Red-Breasted Nuthatches


The comings and goings at our bird feeders has been rather routine this winter.  We are getting the usual chickadees, white-breasted nuthatches, pine siskins, downy and hairy woodpeckers on a regular basis.  But we are seeing a few red-breasted nuthatches coming in for the suet and sunflower seeds.  

It is always a treat to see these little feather balls.  Like their cousin the white-breasted nuthatch, they may peck away at the suet for a bit.  But when it comes to sunflower seeds, they fly in, pick up one seed, and fly away to eat it in a safe place.  It is as if they know they are vulnerable at the feeder and are anxious to get back to protective cover.   

 Most of you are probably familiar with the white-breasted nuthatch.  The red-breasted nuthatch is noticeably smaller than its white-breasted cousin.  As the name implies, the underside is reddish or rusty colored and there is a quite distinctive black strip running through the eye. 

The white-breasted nuthatch, of course, is one of the more common visitors to our bird feeders throughout the year.  They are permanent residents in our area.  That is not true for the red-breasted nuthatch.  They typically spend their summers in the coniferous forest across much of Canada and the Rocky Mountains.  We are near the edge of their winter range, which covers much of the U.S. south and east of North Dakota.  Red-breasted nuthatches are also known for their periodic “irruptions” further south in their normal range if the seed crop of conifers is low.

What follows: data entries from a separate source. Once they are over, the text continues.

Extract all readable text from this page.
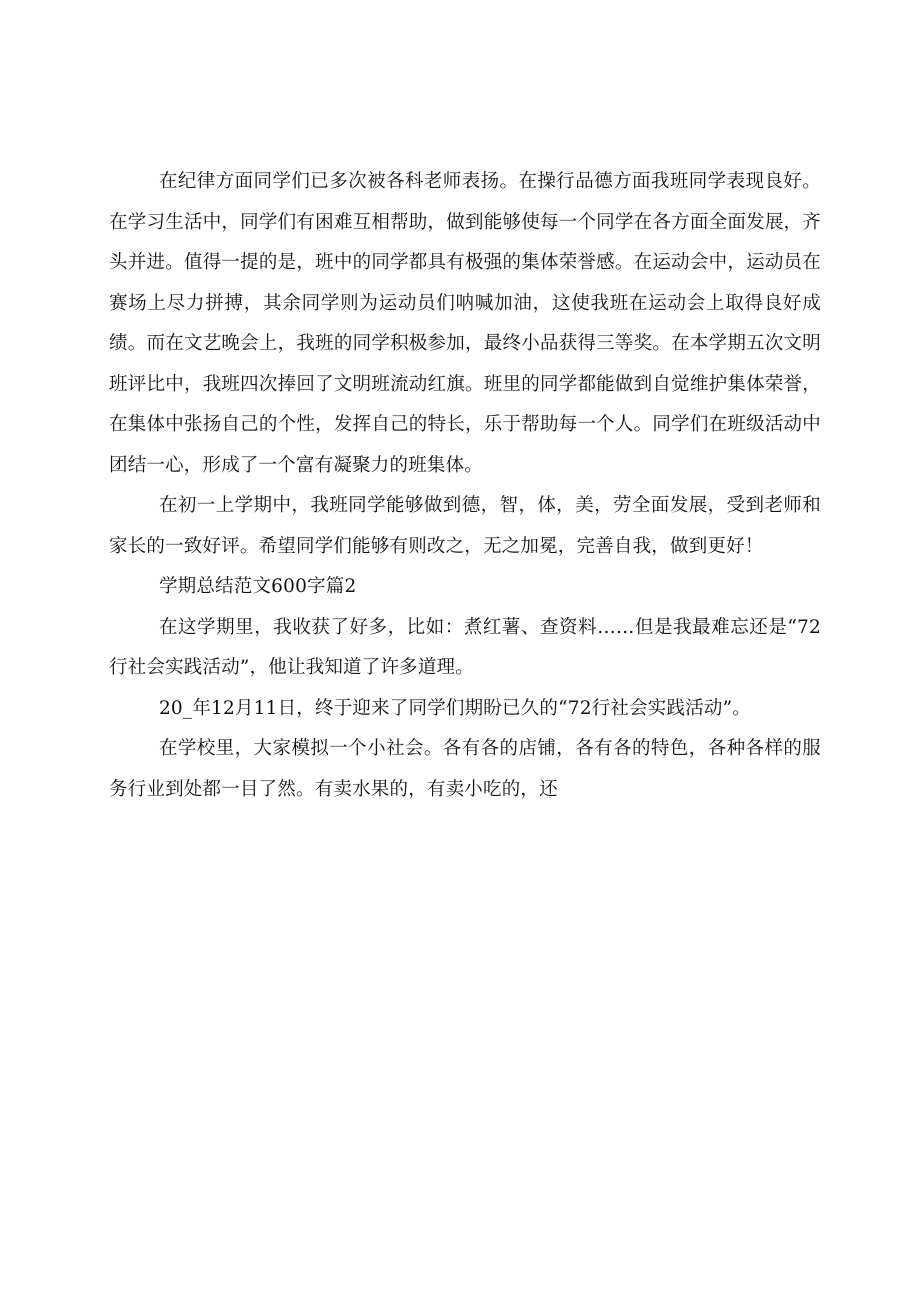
在纪律方面同学们已多次被各科老师表扬。在操行品德方面我班同学表现良好。在学习生活中，同学们有困难互相帮助，做到能够使每一个同学在各方面全面发展，齐头并进。值得一提的是，班中的同学都具有极强的集体荣誉感。在运动会中，运动员在赛场上尽力拼搏，其余同学则为运动员们呐喊加油，这使我班在运动会上取得良好成绩。而在文艺晚会上，我班的同学积极参加，最终小品获得三等奖。在本学期五次文明班评比中，我班四次捧回了文明班流动红旗。班里的同学都能做到自觉维护集体荣誉，在集体中张扬自己的个性，发挥自己的特长，乐于帮助每一个人。同学们在班级活动中团结一心，形成了一个富有凝聚力的班集体。

在初一上学期中，我班同学能够做到德，智，体，美，劳全面发展，受到老师和家长的一致好评。希望同学们能够有则改之，无之加冕，完善自我，做到更好！

学期总结范文600字篇2

在这学期里，我收获了好多，比如：煮红薯、查资料……但是我最难忘还是“72行社会实践活动”，他让我知道了许多道理。

20_年12月11日，终于迎来了同学们期盼已久的“72行社会实践活动”。

在学校里，大家模拟一个小社会。各有各的店铺，各有各的特色，各种各样的服务行业到处都一目了然。有卖水果的，有卖小吃的，还
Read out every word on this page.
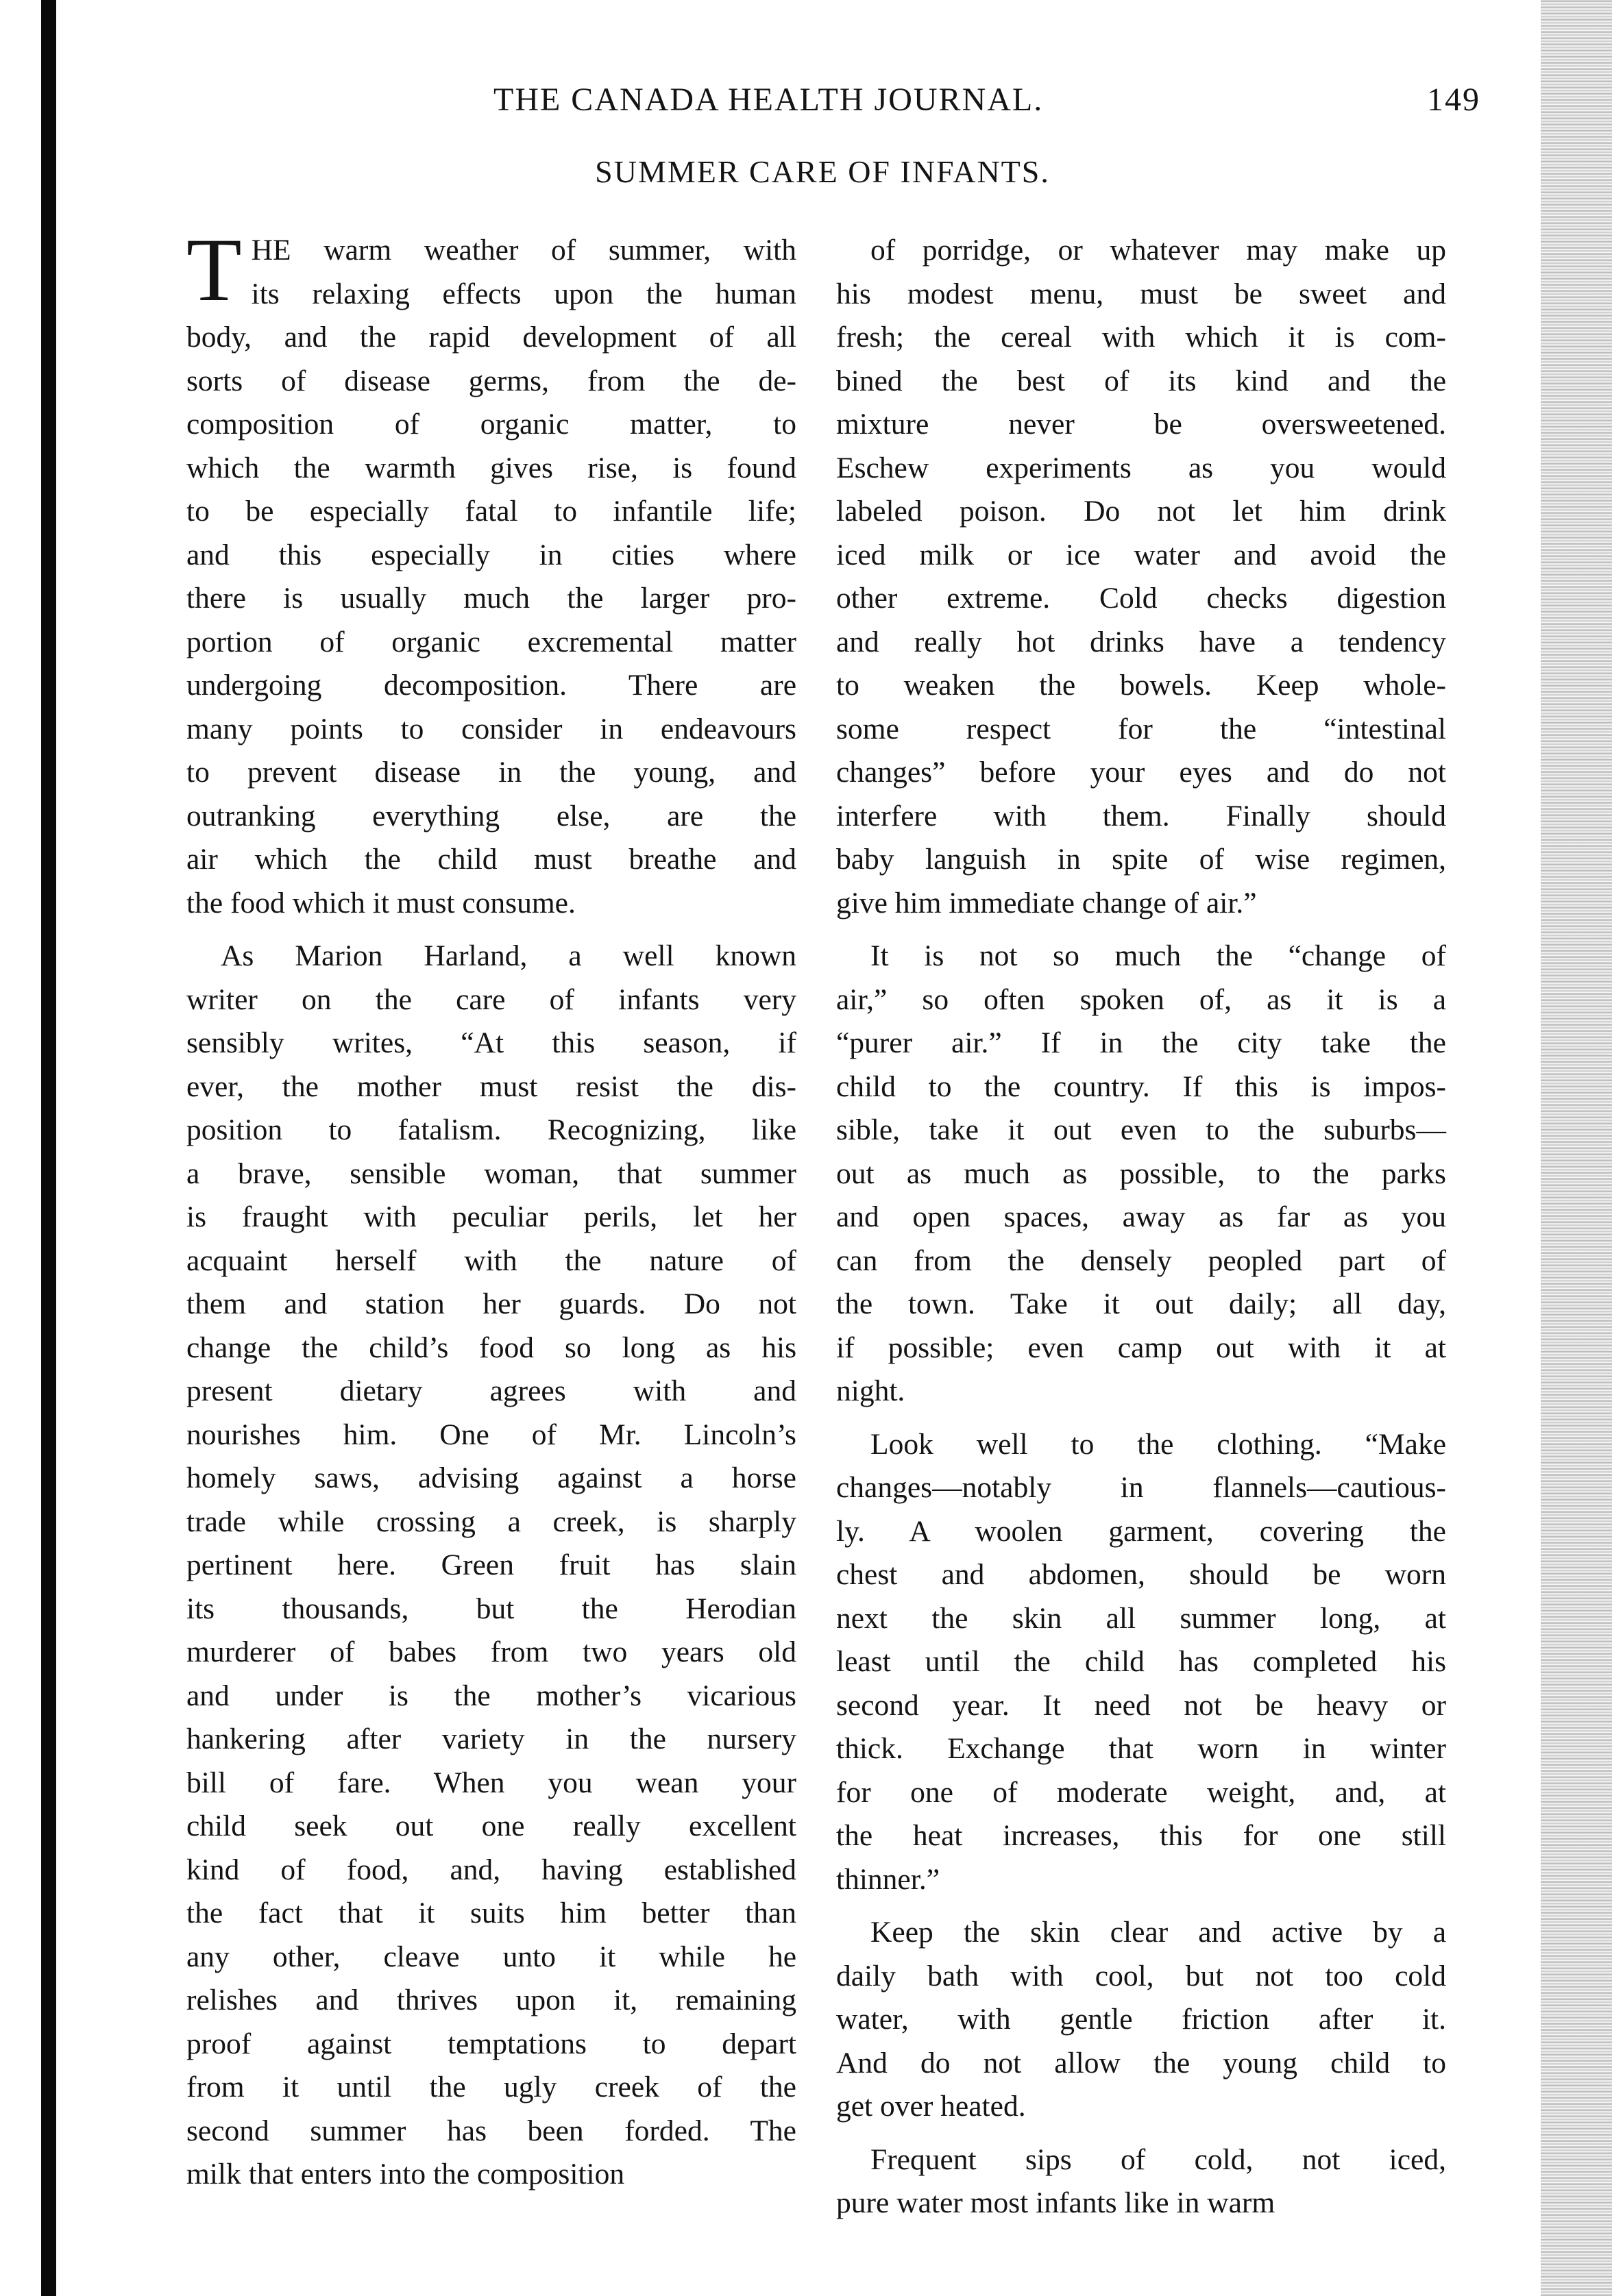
THE CANADA HEALTH JOURNAL.	149
SUMMER CARE OF INFANTS.
T HE warm weather of summer, with
its relaxing effects upon the human
body, and the rapid development of all
sorts of disease germs, from the de-
composition of organic matter, to
which the warmth gives rise, is found
to be especially fatal to infantile life;
and this especially in cities where
there is usually much the larger pro-
portion of organic excremental matter
undergoing decomposition. There are
many points to consider in endeavours
to prevent disease in the young, and
outranking everything else, are the
air which the child must breathe and
the food which it must consume.
As Marion Harland, a well known
writer on the care of infants very
sensibly writes, “At this season, if
ever, the mother must resist the dis-
position to fatalism. Recognizing, like
a brave, sensible woman, that summer
is fraught with peculiar perils, let her
acquaint herself with the nature of
them and station her guards. Do not
change the child’s food so long as his
present dietary agrees with and
nourishes him. One of Mr. Lincoln’s
homely saws, advising against a horse
trade while crossing a creek, is sharply
pertinent here. Green fruit has slain
its thousands, but the Herodian
murderer of babes from two years old
and under is the mother’s vicarious
hankering after variety in the nursery
bill of fare. When you wean your
child seek out one really excellent
kind of food, and, having established
the fact that it suits him better than
any other, cleave unto it while he
relishes and thrives upon it, remaining
proof against temptations to depart
from it until the ugly creek of the
second summer has been forded. The
milk that enters into the composition
of porridge, or whatever may make up
his modest menu, must be sweet and
fresh; the cereal with which it is com-
bined the best of its kind and the
mixture never be oversweetened.
Eschew experiments as you would
labeled poison. Do not let him drink
iced milk or ice water and avoid the
other extreme. Cold checks digestion
and really hot drinks have a tendency
to weaken the bowels. Keep whole-
some respect for the “intestinal
changes” before your eyes and do not
interfere with them. Finally should
baby languish in spite of wise regimen,
give him immediate change of air.”
It is not so much the “change of
air,” so often spoken of, as it is a
“purer air.” If in the city take the
child to the country. If this is impos-
sible, take it out even to the suburbs—
out as much as possible, to the parks
and open spaces, away as far as you
can from the densely peopled part of
the town. Take it out daily; all day,
if possible; even camp out with it at
night.
Look well to the clothing. “Make
changes—notably in flannels—cautious-
ly. A woolen garment, covering the
chest and abdomen, should be worn
next the skin all summer long, at
least until the child has completed his
second year. It need not be heavy or
thick. Exchange that worn in winter
for one of moderate weight, and, at
the heat increases, this for one still
thinner.”
Keep the skin clear and active by a
daily bath with cool, but not too cold
water, with gentle friction after it.
And do not allow the young child to
get over heated.
Frequent sips of cold, not iced,
pure water most infants like in warm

That may be a factor this year.    

When I am outside, I can often spot them after hearing their call, which has been described as a nasal “annk, annk, annk.”  Here it is... “Nuthatch calls” …It is similar to the white-breasted nuthatch’s soft and nasal “what, what, what” with a little higher pitch.  By the way, if you need some help with bird calls, you may want to check out the All About Birds website hosted by the Cornell University Lab of Ornithology or perhaps the iBird Pro app for your cell phone.

So, listen for that nasal “aank, annk, annk” when your outside! And keep your bird feeders well stocked with sunflower seeds and suet.  You may discover a new friend, or perhaps renew an old acquaintance.